If you need a bit more help (and who doesn’t?) you can get FREE financial planning from the Special Needs Planning Center. They work with parents of SPED kids all over the country, giving clients a nice 3-ring binder full of the essentials of legal and financial advice/accounts/crap to protect you and your kids. They are super at explaining everything in the binder without being snotty know-it-alls. And, if you really don’t want to know that stuff (me!), they’ll just take care of it for you, as their customer service is outstanding. Even if you don’t have SPED kids, you can use their services for a reasonable fee. Contact them at and to read their newsletters you can look at

And what about money for your kids if you aren’t around? Your death isn’t something you want to think about, but who will take care of your children and how will they do it (do they need a new wheelchair equipped van, or house, do they need to move closer to your child’s hospital, do they need to quit their job) are things you need to answer today! If it’s not legally taken care of, you’ve left your kids to the court system. (Did you know that in some states, if you adopt foster kids, then die, they go back to foster care rather than to your family unless you have the legal papers stating otherwise? Scary!)

Do you need a Special Needs Trust? What is your back up plan for getting your child health insurance if you aren’t employed? What if you are in an accident but don’t die? Who will take care of you and the younglings? These questions really suck ass big time, but if you love your kids you’ll be a grown up and face them with confidence.
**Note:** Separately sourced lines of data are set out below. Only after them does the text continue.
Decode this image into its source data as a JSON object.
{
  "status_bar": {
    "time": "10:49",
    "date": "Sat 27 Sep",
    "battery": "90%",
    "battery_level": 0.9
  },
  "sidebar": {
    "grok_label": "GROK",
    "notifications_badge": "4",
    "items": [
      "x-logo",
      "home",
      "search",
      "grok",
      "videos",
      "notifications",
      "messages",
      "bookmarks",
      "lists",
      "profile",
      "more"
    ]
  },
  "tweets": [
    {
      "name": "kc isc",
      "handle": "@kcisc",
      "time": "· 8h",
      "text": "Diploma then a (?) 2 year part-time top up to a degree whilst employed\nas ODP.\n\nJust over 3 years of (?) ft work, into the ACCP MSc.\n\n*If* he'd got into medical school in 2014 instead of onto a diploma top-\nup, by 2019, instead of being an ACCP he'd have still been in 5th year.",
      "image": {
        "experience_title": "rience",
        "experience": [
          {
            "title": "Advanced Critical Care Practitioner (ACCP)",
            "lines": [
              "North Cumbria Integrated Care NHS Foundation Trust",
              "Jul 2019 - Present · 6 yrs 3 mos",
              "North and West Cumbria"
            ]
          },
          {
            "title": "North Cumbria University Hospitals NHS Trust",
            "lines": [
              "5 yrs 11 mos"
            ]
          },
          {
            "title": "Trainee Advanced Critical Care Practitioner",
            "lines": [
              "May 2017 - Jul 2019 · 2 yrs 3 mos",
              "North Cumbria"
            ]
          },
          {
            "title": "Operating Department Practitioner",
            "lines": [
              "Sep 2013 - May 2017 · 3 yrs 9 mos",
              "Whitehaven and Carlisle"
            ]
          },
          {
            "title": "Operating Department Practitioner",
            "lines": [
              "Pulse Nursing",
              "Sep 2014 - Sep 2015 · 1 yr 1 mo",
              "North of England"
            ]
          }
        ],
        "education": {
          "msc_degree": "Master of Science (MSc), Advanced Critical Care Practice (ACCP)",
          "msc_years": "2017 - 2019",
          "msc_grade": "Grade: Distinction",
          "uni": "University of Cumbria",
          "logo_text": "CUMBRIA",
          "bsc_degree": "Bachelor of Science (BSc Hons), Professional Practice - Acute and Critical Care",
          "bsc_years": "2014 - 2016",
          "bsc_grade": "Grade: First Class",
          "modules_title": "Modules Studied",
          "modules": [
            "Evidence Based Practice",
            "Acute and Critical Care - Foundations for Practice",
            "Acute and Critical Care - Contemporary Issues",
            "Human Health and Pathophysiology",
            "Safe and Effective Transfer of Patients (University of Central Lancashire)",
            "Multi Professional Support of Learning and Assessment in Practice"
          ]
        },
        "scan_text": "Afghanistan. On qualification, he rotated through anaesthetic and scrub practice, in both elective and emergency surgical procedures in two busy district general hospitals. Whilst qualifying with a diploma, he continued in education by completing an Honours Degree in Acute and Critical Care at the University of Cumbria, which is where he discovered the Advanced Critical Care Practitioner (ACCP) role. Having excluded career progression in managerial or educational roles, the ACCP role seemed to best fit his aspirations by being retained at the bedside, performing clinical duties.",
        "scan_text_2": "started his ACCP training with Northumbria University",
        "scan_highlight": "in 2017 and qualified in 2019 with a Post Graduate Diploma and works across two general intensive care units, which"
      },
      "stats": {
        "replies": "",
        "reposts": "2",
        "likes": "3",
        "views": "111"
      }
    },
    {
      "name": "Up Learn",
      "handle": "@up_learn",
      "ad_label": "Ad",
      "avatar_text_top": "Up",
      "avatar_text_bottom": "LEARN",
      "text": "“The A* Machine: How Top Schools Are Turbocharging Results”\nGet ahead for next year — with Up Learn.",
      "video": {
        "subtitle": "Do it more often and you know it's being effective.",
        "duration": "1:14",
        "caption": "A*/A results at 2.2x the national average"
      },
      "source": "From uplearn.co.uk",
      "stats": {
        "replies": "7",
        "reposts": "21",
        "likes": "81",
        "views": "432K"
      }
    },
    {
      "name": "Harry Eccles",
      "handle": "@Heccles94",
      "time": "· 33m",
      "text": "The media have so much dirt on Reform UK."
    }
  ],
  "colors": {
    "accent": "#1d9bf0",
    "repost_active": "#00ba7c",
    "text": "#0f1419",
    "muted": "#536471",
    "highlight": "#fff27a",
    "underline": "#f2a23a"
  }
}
A non-profit organization is now doing their part to help distribute this information to parents. The Gifted Learning Project has developed an educational DVD, Financial Planning for Special Needs, and has made it available to the public. The DVD was created to help parents gain a basic understanding in how planning for their child with special needs is different.

REMINDER: neither I, nor my friends, are worth suing if you don’t like Ramsey, Orman, The Gifted Learning Project, or the SNPC. We aren’t endorsing here!! You have a brain and can use your own judgment. There are probably some financial advisors and estate planners in your community if you’d rather meet face to face. You’ll just have to do some searching. Get recommendations from family and friends. There are financial planners at all of the investment companies who sell their company’s investment products. There are also some stand alone advisors who are brokers that can invest your money for you with many different companies. The important thing is that it gets done ASAP!!

I know the stock market tanked, and we aren’t in a trusting mood, but that doesn’t take away everything else that needs to be done legally. I personally love the guys at SNPC because, honestly, they take care of me and it’s something I can take off my plate and not worry about. Who can ask for more…..well a winning lottery ticket would be nice.